Another word about Air Canada: while I am basically a lover of the French language, the Quebecois accent hurts me real bad in the ear parts. I mean seriously: it isn't something I've ever heard at any length, and it sounds like French the way it might be spoken by a talking goose. From New Jersey. With a headcold. On speed. It's just HORRIBLE. I just came back from a three month stay in France and am still really habituated to the sound of French being spoken, and I could barely tell what the recorded Quebecois safety voice was saying. It just sounded like congested duck ronking. As Paula Abdul was so fond of saying a few seasons back on American Idol, it is really nasally up in their nasal. People think French is just a nasal language, and I guess that's true, but I've never heard a continental (or departmental) French accent that sounded even remotely this nasally up in the nasal. All relative!

I think there is some kind of emotional thing about Quebecois v. Regular French, because I tried to get some scoop on the differences from the guy sitting next to me and he got real weird about it. Totally the same, he said. Totally? Yes, he said. Other than some slang.

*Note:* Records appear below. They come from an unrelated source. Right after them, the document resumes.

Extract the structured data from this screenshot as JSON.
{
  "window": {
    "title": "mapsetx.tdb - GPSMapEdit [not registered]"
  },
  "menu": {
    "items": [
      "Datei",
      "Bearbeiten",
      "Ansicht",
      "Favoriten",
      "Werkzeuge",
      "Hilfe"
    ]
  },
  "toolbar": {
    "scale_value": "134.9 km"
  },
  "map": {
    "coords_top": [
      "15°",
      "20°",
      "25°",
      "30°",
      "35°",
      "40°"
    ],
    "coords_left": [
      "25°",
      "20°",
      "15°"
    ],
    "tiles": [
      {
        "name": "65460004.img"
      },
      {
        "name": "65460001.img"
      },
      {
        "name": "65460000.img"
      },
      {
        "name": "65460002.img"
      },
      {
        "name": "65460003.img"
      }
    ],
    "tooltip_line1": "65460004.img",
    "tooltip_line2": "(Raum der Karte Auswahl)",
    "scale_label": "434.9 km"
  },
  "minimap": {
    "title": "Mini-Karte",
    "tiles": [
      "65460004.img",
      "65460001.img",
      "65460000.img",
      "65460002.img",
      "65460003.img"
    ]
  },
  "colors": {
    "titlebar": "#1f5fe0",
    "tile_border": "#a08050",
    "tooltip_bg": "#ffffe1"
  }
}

I'm thinking that's not quite right.

So I'm sitting here now and see a really lovely older couple and grab my camera to take a few portraits - and this table of 20somethings behind them think I'm taking pictures of THEM (of course) and get extremely freaked out, and all put on their sunglasses and start buffooning and gawping and acting like total dipshits, and one of the girls takes out a little powershot and starts taking pictures of ME to get "revenge" and "turn the tables", and it's just SO young people: it must be all about them! And it must be turned into Interpersonal Drama! Jesus Christ. I feel like humans between 16 and 30 just need to live on another fucking planet. You can come back to Earth and walk among the humans when you're sick of the functional retardation of the Yoof of Today. I am now sitting here deliberately goading them by letting my camera sit on the table pointed in their direction with the lens cap off and hooked up to my laptop. Because I too am an asshole, in my own way.

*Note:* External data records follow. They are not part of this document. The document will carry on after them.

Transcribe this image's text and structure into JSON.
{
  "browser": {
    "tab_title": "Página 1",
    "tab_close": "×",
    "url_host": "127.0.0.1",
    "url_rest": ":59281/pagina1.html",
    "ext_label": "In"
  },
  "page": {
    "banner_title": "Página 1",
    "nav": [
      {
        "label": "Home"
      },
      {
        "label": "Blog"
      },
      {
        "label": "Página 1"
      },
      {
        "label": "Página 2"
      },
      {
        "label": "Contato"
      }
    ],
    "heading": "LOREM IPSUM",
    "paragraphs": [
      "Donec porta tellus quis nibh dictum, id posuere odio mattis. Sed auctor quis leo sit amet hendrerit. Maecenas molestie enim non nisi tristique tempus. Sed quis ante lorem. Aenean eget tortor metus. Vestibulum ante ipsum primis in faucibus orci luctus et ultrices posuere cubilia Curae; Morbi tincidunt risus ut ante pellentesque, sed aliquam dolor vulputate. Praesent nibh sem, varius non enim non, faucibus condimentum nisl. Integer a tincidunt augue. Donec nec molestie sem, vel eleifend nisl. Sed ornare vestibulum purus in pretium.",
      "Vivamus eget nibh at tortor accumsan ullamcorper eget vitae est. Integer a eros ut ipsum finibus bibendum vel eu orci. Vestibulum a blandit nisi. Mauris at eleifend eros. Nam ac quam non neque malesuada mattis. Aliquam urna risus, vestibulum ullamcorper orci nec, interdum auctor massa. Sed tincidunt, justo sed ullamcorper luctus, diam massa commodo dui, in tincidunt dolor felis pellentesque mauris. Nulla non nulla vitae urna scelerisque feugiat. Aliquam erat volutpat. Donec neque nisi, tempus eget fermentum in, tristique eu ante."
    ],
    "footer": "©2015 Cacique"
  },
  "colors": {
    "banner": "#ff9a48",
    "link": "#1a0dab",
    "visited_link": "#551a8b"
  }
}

That's the report. IND-YYZ down, CDG-ORY-TXL to go.

Traveling while sleep deprived sucks. I slept fitfully for a couple of hours the night I left so my last full night's sleep is now  almost 60 hours behind me. I would have been better served, I think, by knocking myself out last night around 9 PM with a couple of stiff drinks and a Halcion, but I didn't want to be fighting a hangover or mental fuzziness, which is the predictable outcome for that kind of lullabye. What do you call a thing in which you're damned if you do or damned if you don't? A something something choice. The philosophers have a word for it that I usually know.

Air Canada really does suck at customer service, but the flight was nice. The seats were big, the plane was new (it had light effects that scared me at first - they lit up the top part of the plane in the same shade of blue as the sky above the when we were a couple hours away from Paris and it kind of gave me vertigo. In a good way. The meals were pretty good, the crew was great, and it was an uneventful flight. We got through I&C pretty fast and I went straight to a hotel. My flight to Berlin didn't leave til tonight, so I took a room at the Ibis for a few hours just to get a nap and a light lunch and a shower and change before continuing on to Orly. It was necessary and I'm really glad I remembered that Ibis had those day hourly rates because I nearly got hysterical thinking about having to do the whole 60 on my feet.

Orly was a freaking nightmare. I haven't flown out of there in more than 15 years. It was even worse than CDG - or close. I think the longest I've ever had to queue to get through security at CDG was 3 hours, and I was queued at Orly for security for nearly 3 hours, but with the added aggravation of it being in a really claustrophobic rat maze made of smoked plexiglass. It was a special kind of hell, seeing the hundreds of people and the snaking line and knowing that you're going to be standing in it for that long. I got frisked (they won't let you put your shoes in the scanner, so nearly *everyone* gets a full frisking and wanding, which you get to watch before it's your turn). The boarding for the flight was delayed although the board never changed. I'm sure they were just waiting for the rest of the plane to get through security.

Berlin Tegel was a breeze - tiny airport. In and out. Then I realized my phrasebook had fallen out of my pocket at some point (seriously, I should have known that would happen and I count myself lucky that it was my only loss in the first 48. I snagged a cab but it nearly spit me out as a fare when the driver realized I didn't know German to speak, but fortunately I was able to understand enough of what he was saying to react to it logically and we ended up getting on. I showed him the hotel address and he plugged it into his GPS and off we went. Conversing, hilariously. I can understand a good bit of the German spoken to me (thanks, German for Reading Comprehension! The most useless goddamn thing ever) but have no way to make sentences back. I have two verbs: haben, and essen. One person: first person singular. So on passing a really cool church that was bombed out during the war but restored with glass to show the bombing effects while creating a new inside, I wanted to know the name: Die kirchen! War nomen ist?   Of course now I can't remember the answer he gave me. A better example of my bad German was my reply to him when he asked me  why I came to Berlin if I didn't know any German:

Ich bin historichen mittelaltern! I said. Ich bin studien die handscriften latinischen im Deutchland!

He laughed. I'm sure it's very funny to listen to me, when it's not just ueber-frustrating word soup.

I need a new phrase book. Hopefully will find one sooner than later, but am waiting til I get to Braunschweig to worry about it.

I'm glad I started with Germany and Italy - get the hardest parts done first. The parts where I don't speak the damn language and talk like E.T.

Going to sleep now! Will upload some pics tomorrow.